First lets get our scale correct so that we can be sure we are talking about the same things.
The speed you mentioned is probably from partclone image deployment. If yes then that scale time frame is volume per minute. So when you image 10 pcs at a time you get 3GB/minute and a single pc you can get 16-17GB/m (I have doubt on this single pc speed)
Let me explain, you have a 1GbE network switch, so your link from the ESXi box to the tp switch is 1GbE. So 1 GbE == 1000 bits per second == 125MB/s == 7.5GB/min (theoretical speed) In theory its possible to get to 16GB/m but its doubtful.
The number you see in the partclone screen is a composite speed. That is the combined speed for the fog server to move a block of data from its local storage, the time it takes to transmit the data over the network, network transport time, then on the client to receive the block of data, decompress the data and write it to the target computer’s local storage media.

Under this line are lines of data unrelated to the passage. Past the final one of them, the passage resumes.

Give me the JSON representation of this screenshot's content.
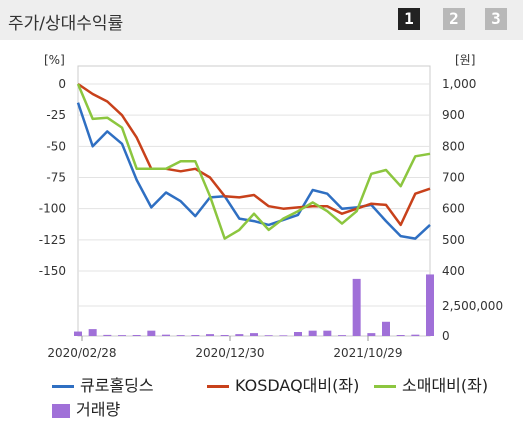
{
  "header": {
    "title": "주가/상대수익률",
    "tabs": [
      {
        "label": "1",
        "active": true
      },
      {
        "label": "2",
        "active": false
      },
      {
        "label": "3",
        "active": false
      }
    ]
  },
  "chart_data": {
    "type": "line",
    "left_axis": {
      "unit": "[%]",
      "ticks": [
        "0",
        "-25",
        "-50",
        "-75",
        "-100",
        "-125",
        "-150"
      ],
      "range": [
        -150,
        0
      ]
    },
    "right_axis": {
      "unit": "[원]",
      "ticks": [
        "1,000",
        "900",
        "800",
        "700",
        "600",
        "500",
        "400"
      ],
      "range": [
        400,
        1000
      ]
    },
    "volume_axis": {
      "ticks": [
        "2,500,000",
        "0"
      ],
      "range": [
        0,
        2700000
      ]
    },
    "x_labels": [
      "2020/02/28",
      "2020/12/30",
      "2021/10/29"
    ],
    "series": [
      {
        "name": "큐로홀딩스",
        "color": "#2f6fc2",
        "axis": "left",
        "values": [
          -15,
          -50,
          -38,
          -48,
          -77,
          -99,
          -87,
          -94,
          -106,
          -91,
          -90,
          -108,
          -110,
          -113,
          -109,
          -105,
          -85,
          -88,
          -100,
          -99,
          -97,
          -110,
          -122,
          -124,
          -113
        ]
      },
      {
        "name": "KOSDAQ대비(좌)",
        "color": "#c8411b",
        "axis": "left",
        "values": [
          0,
          -8,
          -14,
          -25,
          -43,
          -68,
          -68,
          -70,
          -68,
          -75,
          -90,
          -91,
          -89,
          -98,
          -100,
          -99,
          -98,
          -98,
          -104,
          -100,
          -96,
          -97,
          -113,
          -88,
          -84
        ]
      },
      {
        "name": "소매대비(좌)",
        "color": "#8cc63f",
        "axis": "left",
        "values": [
          0,
          -28,
          -27,
          -35,
          -68,
          -68,
          -68,
          -62,
          -62,
          -90,
          -124,
          -117,
          -104,
          -117,
          -108,
          -102,
          -95,
          -102,
          -112,
          -102,
          -72,
          -69,
          -82,
          -58,
          -56
        ]
      }
    ],
    "volume": {
      "name": "거래량",
      "color": "#a070d8",
      "values": [
        200000,
        310000,
        50000,
        40000,
        45000,
        240000,
        60000,
        40000,
        45000,
        85000,
        45000,
        85000,
        130000,
        35000,
        30000,
        180000,
        240000,
        240000,
        40000,
        2570000,
        130000,
        640000,
        45000,
        60000,
        2770000
      ]
    }
  },
  "legend": [
    {
      "label": "큐로홀딩스",
      "type": "line",
      "color": "#2f6fc2"
    },
    {
      "label": "KOSDAQ대비(좌)",
      "type": "line",
      "color": "#c8411b"
    },
    {
      "label": "소매대비(좌)",
      "type": "line",
      "color": "#8cc63f"
    },
    {
      "label": "거래량",
      "type": "box",
      "color": "#a070d8"
    }
  ]
}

So since that speed in partclone is a composite score, its possible to have a partclone speed faster than the theoretical speed of a 1GbE network connection. If you have a very fast target computer and a highly compressed image.
Now with a single 1GbE network link in testing I’ve saturated that network link at 3 unicast imaging. Past 3 simultaneous unicast imaging with a saturated link performance drops off quite a bit.
On a well managed 1GbE network I would expect to see 6-6.5GB/m transfer rates. On a 10GbE core network with 1GbE access layer I would expect to see between 13 and 15 GB/m.
Almost all of the heavy load of imaging is done by the target computer. The fog server only moves data from its local storage, to the network adapter and then monitors the overall imaging process. I can run FOG on a raspberry pi server and get 5GB/m transfer rates. The size of the fog server really doesn’t have an impact on imaging speed as long as the server can get a data block from its local storage media and out the network adapter.
So how can you make FOG imaging go fast if you want/need to have multiple unicast imaging streams going?
- Have a fast disk array with multiple spinning disks or SSD disk.
- Have either multiple ethernet adapters configured in a LAG configuration to your network switch or run a 10GbE link between your fog server and network infrastructure.
- Use enterprise class network switches. Those TP switch are low end switches with limited backplane speed. Even used / older enterprise (managed) switches may be faster.
If you can’t change any of the above, and you need to image multiple computers at the same time consider looking into FOG multicast imaging.